Floating the Dead River

Afloat on the Dead River in northern Minnesota just a few miles south of the Canadian border on a – finally – beautiful early summer day with my friend Will Steger we are on the lookout for the critters that habituate this part of the world – beavers, moose, painted turtles, loons, otters, minks, black bears and many more. The sky is indigo, studded with big white cumulus clouds, and the river’s banks lined with just-blooming lily pads backed by tall reeds. The river got its name not because it’s a dumping ground for bodies or badly polluted but because it is so still. Which is perfect for us, as we float its length after exiting Burnside Lake.

While much of the afternoon is spent in silence, listening to the wind, feeling the sun burn on pale skin, we talk about the state of, well, everything … from politics to small town gossip, climate change to the best way to plant rhubarb. I ask Will, whose dog sledded, skied, canoed and swum around the Arctic as much as anyone alive, what he’d heard about recent North Pole and Arctic adventures. (He’s casually starting to talk about an ambitious dogsled expedition tracing the Northwest Passage in a couple years time.) He mentions John Huston, a mutual friend, who managed Will’s 2007 expedition across Ellesmere Island. “What John did was really incredible, quite different from when we went to the North Pole in 1986 with dogs.”

Just a few days before I’d had an email from John, with some insight into his recently completed North Pole expedition:

On April 25, 2009 we Tyler Fish – and -myself became the first Americans to reach the North Pole unsupported and unassisted. Our 55-day journey, which began at the northernmost point in North America, Ward Hunt Island, Canada, has been called ‘the hardest trek on the planet.’ We skied and snow shoed over 480 miles on the frozen dynamic surface of the Arctic Ocean.

The Arctic Ocean is perhaps the place on earth most affected by climate change. So having just spent almost two months living there, people always ask us “Did you see the effects of climate change?” or “Did you see the ice melting?” The answer is never simple, but surely the ice we traveled over is quite different from the ice 25 years ago.

According to the National Snow and Ice Data Center, over the past 30 years the ice on the Arctic Ocean has decreased drastically in area and in thickness. Thinner ice is weaker, more susceptible to melting and cracking than older sea ice.

During the last month of the expedition we donned dry suits and swam across 10 or 12 open leads (cracks of water between ice flows). Swimming is not that cold of an experience since the water temperature can be up to 60°F warmer than the air temperature. In recent years most expeditions to the North Pole from Canada have not had to swim more than just a few times.

Over the last two weeks of the expedition we were battered by winds out of the northwest. These winds pushed the pack ice to the southeast 6 to 8 miles every 24 hours, in a direction away from the North Pole. In order to reach the pole in time for our scheduled pick up by a Russian helicopter we slept only 3 of the 66 hours before setting foot on the North Pole. Most of that time we were skiing on the extremely slippery snow/ice crust that has not been visible this early in the season until the past few years.

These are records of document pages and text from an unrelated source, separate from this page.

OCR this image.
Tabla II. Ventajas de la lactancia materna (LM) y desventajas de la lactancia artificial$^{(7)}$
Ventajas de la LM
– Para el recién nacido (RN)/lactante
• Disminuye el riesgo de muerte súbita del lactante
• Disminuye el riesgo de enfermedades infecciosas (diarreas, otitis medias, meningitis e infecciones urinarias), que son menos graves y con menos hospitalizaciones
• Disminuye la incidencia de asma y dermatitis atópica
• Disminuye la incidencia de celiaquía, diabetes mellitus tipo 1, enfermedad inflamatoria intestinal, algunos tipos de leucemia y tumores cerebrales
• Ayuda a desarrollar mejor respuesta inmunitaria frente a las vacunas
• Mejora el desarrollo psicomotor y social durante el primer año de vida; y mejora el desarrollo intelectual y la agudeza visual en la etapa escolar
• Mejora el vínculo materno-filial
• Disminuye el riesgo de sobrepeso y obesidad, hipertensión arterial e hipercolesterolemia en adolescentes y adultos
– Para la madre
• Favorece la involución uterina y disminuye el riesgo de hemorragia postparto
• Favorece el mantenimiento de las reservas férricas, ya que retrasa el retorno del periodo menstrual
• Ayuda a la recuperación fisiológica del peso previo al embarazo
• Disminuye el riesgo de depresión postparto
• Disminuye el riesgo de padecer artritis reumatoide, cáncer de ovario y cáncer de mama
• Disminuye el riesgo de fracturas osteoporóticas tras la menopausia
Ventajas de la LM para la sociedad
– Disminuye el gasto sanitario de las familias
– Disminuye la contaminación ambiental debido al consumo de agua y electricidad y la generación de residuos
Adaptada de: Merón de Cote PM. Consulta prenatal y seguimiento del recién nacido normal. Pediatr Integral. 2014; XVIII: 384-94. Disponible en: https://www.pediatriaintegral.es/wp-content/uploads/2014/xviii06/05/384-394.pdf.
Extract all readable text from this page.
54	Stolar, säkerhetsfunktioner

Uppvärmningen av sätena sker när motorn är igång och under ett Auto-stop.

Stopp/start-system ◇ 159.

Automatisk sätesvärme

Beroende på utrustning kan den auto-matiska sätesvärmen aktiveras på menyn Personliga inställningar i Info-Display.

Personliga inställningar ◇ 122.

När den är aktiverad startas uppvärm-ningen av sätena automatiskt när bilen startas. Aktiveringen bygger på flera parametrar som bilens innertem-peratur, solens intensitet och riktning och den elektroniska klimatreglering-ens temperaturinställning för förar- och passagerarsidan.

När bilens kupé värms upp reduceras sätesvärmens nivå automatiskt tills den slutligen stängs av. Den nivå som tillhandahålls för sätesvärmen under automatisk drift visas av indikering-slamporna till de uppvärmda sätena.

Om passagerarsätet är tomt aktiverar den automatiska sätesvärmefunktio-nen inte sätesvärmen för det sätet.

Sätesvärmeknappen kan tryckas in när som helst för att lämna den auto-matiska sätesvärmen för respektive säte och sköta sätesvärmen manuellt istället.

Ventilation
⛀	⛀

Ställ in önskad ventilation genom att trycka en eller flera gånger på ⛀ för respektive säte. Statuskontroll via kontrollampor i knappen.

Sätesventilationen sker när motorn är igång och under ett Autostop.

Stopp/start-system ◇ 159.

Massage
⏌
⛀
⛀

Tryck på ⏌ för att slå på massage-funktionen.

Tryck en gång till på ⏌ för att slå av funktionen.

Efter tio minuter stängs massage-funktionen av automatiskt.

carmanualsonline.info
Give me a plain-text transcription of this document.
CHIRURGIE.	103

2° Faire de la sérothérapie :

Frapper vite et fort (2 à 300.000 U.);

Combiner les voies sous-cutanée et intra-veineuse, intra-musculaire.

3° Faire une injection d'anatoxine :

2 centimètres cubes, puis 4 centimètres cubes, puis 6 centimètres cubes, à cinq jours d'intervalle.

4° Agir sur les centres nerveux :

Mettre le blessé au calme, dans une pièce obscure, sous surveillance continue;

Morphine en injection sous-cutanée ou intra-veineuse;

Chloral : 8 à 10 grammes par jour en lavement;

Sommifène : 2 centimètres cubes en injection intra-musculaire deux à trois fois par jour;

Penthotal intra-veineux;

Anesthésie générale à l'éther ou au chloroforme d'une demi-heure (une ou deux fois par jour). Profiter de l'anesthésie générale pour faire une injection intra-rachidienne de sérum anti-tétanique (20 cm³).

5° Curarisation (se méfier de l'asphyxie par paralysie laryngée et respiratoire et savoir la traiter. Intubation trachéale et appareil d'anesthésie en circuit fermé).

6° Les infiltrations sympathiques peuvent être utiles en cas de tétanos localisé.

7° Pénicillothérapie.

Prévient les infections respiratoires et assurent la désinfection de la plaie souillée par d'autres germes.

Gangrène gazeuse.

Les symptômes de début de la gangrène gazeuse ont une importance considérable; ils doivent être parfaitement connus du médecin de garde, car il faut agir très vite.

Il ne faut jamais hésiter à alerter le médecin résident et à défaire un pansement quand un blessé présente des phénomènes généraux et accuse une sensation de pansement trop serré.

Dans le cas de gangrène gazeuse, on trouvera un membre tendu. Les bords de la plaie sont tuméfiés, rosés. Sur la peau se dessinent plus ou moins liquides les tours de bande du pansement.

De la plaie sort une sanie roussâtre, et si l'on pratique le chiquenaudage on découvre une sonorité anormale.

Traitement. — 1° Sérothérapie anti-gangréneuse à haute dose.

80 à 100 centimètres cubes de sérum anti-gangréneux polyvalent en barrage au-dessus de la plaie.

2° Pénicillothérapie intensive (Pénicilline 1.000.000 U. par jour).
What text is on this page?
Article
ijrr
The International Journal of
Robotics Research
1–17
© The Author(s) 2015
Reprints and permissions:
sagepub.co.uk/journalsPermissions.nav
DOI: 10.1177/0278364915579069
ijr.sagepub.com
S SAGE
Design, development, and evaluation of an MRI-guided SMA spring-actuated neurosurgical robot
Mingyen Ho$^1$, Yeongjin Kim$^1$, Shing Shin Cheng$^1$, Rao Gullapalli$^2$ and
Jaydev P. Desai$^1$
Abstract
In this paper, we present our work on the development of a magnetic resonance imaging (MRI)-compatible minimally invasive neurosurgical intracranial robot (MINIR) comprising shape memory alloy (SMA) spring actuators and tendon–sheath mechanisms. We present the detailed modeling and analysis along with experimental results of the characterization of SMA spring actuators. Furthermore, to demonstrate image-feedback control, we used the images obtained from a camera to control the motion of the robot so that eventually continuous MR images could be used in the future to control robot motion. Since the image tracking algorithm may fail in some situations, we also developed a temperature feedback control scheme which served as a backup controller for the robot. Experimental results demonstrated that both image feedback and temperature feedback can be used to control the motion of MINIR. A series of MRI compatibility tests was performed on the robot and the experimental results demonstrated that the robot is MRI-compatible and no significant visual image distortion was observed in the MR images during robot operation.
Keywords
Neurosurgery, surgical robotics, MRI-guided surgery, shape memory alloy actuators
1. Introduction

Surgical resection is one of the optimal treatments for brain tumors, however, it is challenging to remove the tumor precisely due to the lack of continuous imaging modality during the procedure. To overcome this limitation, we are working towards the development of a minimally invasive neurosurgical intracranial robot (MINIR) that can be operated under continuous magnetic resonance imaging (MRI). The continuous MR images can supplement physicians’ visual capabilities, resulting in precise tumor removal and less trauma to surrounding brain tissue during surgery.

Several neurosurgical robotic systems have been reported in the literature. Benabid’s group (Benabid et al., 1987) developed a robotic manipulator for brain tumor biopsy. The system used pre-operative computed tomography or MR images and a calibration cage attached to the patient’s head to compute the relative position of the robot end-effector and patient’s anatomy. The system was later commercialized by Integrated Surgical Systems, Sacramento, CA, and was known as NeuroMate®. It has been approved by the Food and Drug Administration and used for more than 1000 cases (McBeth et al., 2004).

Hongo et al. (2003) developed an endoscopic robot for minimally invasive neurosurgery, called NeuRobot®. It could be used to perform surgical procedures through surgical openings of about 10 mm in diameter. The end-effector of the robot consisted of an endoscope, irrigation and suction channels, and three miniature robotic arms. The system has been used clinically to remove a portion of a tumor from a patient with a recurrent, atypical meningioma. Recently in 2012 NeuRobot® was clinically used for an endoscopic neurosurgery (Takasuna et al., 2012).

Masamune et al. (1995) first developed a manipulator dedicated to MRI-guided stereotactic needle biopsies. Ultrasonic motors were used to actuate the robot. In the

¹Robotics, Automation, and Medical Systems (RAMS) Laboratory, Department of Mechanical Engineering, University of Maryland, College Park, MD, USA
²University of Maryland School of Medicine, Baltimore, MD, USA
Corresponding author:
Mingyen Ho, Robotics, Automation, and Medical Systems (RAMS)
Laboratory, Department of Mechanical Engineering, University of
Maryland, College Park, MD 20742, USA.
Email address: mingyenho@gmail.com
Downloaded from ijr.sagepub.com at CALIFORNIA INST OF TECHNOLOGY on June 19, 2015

Some scientists say that the Arctic Ocean may be ice-free during the summer within 30 years. In as few as 10 years it may not be possible to ski to the North Pole.

Especially around his native Minnesota these past four years, Will’s been leading the charge in regard to trying to get local governments to start including warming temperatures in any long-range planning. Like John Huston, Will has seen the changes happening across the Arctic up-close, and is both saddened and angered about what’s happening. But on a warm July day on the edge of the Boundary Waters its best to keep those sentiments – sad and angry – at bay and instead keep your eyes peeled for painted turtles slipping off logs into the Dead River.